A proposta de redução da jornada de trabalho e o possível fim da escala 6×1 — atualmente em debate no Congresso Nacional — acendem um alerta no setor produtivo brasileiro diante dos potenciais impactos econômicos e sociais da medida. Estudo elaborado pela Federação das Indústrias do Estado de Minas Gerais aponta um cenário de elevação expressiva dos custos operacionais das empresas, perda de competitividade da indústria nacional, aumento da informalidade e risco de fechamento de até 18 milhões de postos de trabalho em todo o país.
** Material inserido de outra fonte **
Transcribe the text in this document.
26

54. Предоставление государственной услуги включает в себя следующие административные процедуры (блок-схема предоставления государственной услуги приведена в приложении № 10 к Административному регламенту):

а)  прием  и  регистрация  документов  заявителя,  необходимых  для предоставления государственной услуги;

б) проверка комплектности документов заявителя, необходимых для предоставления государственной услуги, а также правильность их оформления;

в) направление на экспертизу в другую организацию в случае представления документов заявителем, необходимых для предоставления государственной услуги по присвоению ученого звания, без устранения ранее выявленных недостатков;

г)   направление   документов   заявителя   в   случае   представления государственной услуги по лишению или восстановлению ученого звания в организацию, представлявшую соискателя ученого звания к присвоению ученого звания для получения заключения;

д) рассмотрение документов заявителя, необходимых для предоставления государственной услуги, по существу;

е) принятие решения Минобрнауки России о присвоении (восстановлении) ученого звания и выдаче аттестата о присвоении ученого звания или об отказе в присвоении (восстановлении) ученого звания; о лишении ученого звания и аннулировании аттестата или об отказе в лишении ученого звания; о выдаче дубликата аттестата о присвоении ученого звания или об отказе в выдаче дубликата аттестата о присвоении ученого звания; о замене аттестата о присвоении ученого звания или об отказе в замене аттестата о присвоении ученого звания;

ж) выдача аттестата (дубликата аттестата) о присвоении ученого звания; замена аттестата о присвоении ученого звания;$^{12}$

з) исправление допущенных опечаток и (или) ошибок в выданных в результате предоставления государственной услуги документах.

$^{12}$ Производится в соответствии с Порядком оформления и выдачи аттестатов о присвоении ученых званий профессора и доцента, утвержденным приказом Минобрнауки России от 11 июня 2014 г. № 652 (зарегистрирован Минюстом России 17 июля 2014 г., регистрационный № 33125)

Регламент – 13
Diante desse contexto, a entidade considera inviável a proposta contida no Projeto de Lei (PL) encaminhado ao Congresso, que prevê a extinção da escala 6×1 e a redução da jornada semanal para 40 horas, sem redução salarial. Para a FIEMG, a medida desconsidera a realidade econômica enfrentada pelas empresas brasileiras, sobretudo em setores que dependem de operação contínua e alta empregabilidade.
O presidente da Regional Norte da FIEMG, Adauto Marques Batista, ressalta que o debate precisa ser conduzido com responsabilidade e embasamento técnico, levando em conta os reflexos diretos sobre o emprego, a produtividade e o Produto Interno Bruto (PIB).
“Consideramos que a proposta do fim da escala 6×1, sem uma análise aprofundada dos impactos econômicos e sociais, é insustentável. Trata-se de uma medida que, ao reduzir a jornada de trabalho sem mecanismos de compensação adequados, compromete diretamente a geração de empregos, a competitividade das empresas e a capacidade de crescimento da economia brasileira. A negociação coletiva continua sendo o caminho mais equilibrado para construir soluções que respeitem tanto os direitos dos trabalhadores quanto a sustentabilidade financeira das empresas”, afirma Marques.
Segundo o levantamento da FIEMG, a proposta pode provocar uma retração de até 16% no PIB nacional, além de gerar forte pressão sobre os custos de produção. Na avaliação da entidade, o aumento das despesas trabalhistas tende a ser inevitavelmente repassado ao consumidor final, pressionando a inflação e reduzindo o poder de compra da população — cenário que impactaria de maneira ainda mais severa os pequenos negócios e os trabalhadores de menor renda.
A FIEMG também alerta que mudanças estruturais nas relações de trabalho não podem ocorrer de forma precipitada ou dissociadas da realidade econômica do país. Para a entidade, medidas dessa magnitude exigem amplo diálogo entre empregadores, trabalhadores e representantes institucionais, priorizando a negociação coletiva e a construção de soluções sustentáveis, capazes de preservar empregos, estimular a produtividade e garantir segurança jurídica ao ambiente empresarial brasileiro.